Climate Change Could Devastate Penguin Populations by Century’s End

Loss of ice and rising sea temperatures could impact 60 percent of the Adelie penguin colonies in Antarctica

Adelie Penguin
Megan Cimino

Polar bears have become the poster child for climate change, but at the opposite end of the globe another beloved animal is facing a major threat from the warming climate: penguins.

By the end of the century, 60 percent of the breeding habitat for Adélie penguins (Pygoscelis adeliae) could be too warm and too wet to host colonies, according to a new study in the journal Scientific Reports.

The study's lead researcher, Megan Cimino, combined data from 1981 to 2010 on Antarctic sea ice and ocean temperatures with satellite imagery and ground observation of penguin colonies. She was able to piece together how the penguin population has reacted to habitat and climate fluctuations over the last few decades.

Using that data and recent climate change models, Cimino and her colleagues were able to make predictions about future habitat for the Adélie penguins, which inhabit sites all over Antarctica. The news was not great. By 2060, 30 percent of the animal’s colonies will be in jeopardy, and 60 percent will be impacted by 2099.

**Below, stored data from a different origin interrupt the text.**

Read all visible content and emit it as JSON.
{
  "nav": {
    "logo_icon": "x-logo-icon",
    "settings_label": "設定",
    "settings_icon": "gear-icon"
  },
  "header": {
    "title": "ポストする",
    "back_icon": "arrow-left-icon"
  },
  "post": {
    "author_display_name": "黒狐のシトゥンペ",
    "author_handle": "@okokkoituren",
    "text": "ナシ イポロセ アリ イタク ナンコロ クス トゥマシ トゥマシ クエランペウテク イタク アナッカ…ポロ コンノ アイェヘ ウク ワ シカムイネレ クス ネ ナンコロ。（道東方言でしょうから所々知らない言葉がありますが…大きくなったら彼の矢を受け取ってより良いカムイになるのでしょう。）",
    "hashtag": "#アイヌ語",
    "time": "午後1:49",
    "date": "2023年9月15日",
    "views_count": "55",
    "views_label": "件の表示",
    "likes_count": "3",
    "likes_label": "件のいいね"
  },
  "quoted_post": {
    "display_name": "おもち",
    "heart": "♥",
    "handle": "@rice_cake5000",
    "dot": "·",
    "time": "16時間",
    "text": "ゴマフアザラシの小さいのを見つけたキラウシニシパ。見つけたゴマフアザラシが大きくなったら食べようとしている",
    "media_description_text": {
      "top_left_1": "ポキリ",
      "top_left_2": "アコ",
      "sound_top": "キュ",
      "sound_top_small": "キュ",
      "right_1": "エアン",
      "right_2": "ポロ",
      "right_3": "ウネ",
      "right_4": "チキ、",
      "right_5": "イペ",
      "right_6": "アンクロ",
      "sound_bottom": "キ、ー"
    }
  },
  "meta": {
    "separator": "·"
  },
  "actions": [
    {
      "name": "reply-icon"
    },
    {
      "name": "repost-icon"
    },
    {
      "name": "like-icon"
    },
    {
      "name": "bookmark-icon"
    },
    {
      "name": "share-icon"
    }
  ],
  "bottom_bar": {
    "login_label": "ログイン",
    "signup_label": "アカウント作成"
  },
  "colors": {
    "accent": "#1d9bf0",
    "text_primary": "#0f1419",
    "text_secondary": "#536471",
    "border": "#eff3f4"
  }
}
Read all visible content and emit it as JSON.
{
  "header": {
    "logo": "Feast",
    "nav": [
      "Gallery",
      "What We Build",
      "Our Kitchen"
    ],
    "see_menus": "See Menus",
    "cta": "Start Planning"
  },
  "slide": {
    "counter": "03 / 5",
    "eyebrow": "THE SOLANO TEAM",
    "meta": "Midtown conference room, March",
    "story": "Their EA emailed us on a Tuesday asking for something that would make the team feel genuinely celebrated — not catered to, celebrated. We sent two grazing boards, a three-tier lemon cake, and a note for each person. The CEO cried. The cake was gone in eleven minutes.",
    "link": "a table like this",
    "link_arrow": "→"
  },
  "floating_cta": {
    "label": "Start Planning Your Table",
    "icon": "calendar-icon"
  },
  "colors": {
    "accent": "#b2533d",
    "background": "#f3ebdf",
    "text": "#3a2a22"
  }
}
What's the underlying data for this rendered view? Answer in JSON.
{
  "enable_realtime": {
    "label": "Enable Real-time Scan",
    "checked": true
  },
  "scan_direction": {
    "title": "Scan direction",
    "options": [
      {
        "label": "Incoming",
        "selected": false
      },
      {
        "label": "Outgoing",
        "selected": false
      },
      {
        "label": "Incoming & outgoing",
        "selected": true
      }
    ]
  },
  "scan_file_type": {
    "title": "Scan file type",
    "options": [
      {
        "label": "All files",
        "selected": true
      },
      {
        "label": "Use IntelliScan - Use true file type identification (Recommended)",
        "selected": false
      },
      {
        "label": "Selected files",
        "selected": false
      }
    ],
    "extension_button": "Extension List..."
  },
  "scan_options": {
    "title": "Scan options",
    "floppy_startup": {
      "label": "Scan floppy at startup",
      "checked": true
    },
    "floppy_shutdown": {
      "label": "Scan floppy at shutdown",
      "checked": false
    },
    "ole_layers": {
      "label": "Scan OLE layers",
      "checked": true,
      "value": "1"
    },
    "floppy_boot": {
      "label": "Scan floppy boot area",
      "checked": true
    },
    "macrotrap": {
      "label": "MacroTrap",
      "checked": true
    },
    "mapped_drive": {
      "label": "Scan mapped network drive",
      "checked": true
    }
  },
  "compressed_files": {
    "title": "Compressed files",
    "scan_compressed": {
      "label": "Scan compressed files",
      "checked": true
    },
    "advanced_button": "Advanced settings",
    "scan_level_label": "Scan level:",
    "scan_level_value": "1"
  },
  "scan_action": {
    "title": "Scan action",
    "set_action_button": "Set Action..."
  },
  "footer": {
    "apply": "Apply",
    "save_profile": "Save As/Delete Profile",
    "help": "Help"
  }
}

Historical data shows that over the last 35 years some colonies remained stable, some grew, and some declined reports Aaron Sidder for National Geographic. The declines were mainly associated with areas that saw the largest changes in their normal climate or conditions.

Cimino highlights the extreme loss of penguins in a colony near the U.S. research facility at Palmer Station on the West Antarctic Peninsula (WAP), which has decreased by about 80 percent since the 1970s.

“Within this region we saw the most novel climate years compared to the rest of the continent,” she explains. “This means the most years with warmer than normal sea surface temperature. These two things seem to be happening in the WAP at a higher rate than in other areas during the same time period.”

As the climate changes, it will affect the penguins in two main ways. First, it will make many rocky nesting areas, which are normally cold and dry, too wet. “For penguins who lay their eggs on the ground … rain and puddles are bad because eggs can’t survive when they’re lying in a pool of water,” Cimino tells Sidder. “Chicks that don’t have waterproof feathers can become wet and die from hypothermia.”

Second, changing sea temperatures will reduce the fish that the penguins rely on. Cimino tells Sidder that researchers have already seen reduced fish populations in some areas, forcing the penguins to subsist mainly on krill.

While the polar birds are likely to take a heavy hit, Cimino says the research also found a few strongholds where the species has been able to weather challenges in the past and that may help them survive the coming crisis.

“The Cape Adare region of the Ross Sea is home to the earliest known penguin occupation and has the largest known Adélie penguin rookery in the world,” she says in the press release. “Though the climate there is expected to warm a bit, it looks like it could be a refugia in the future.”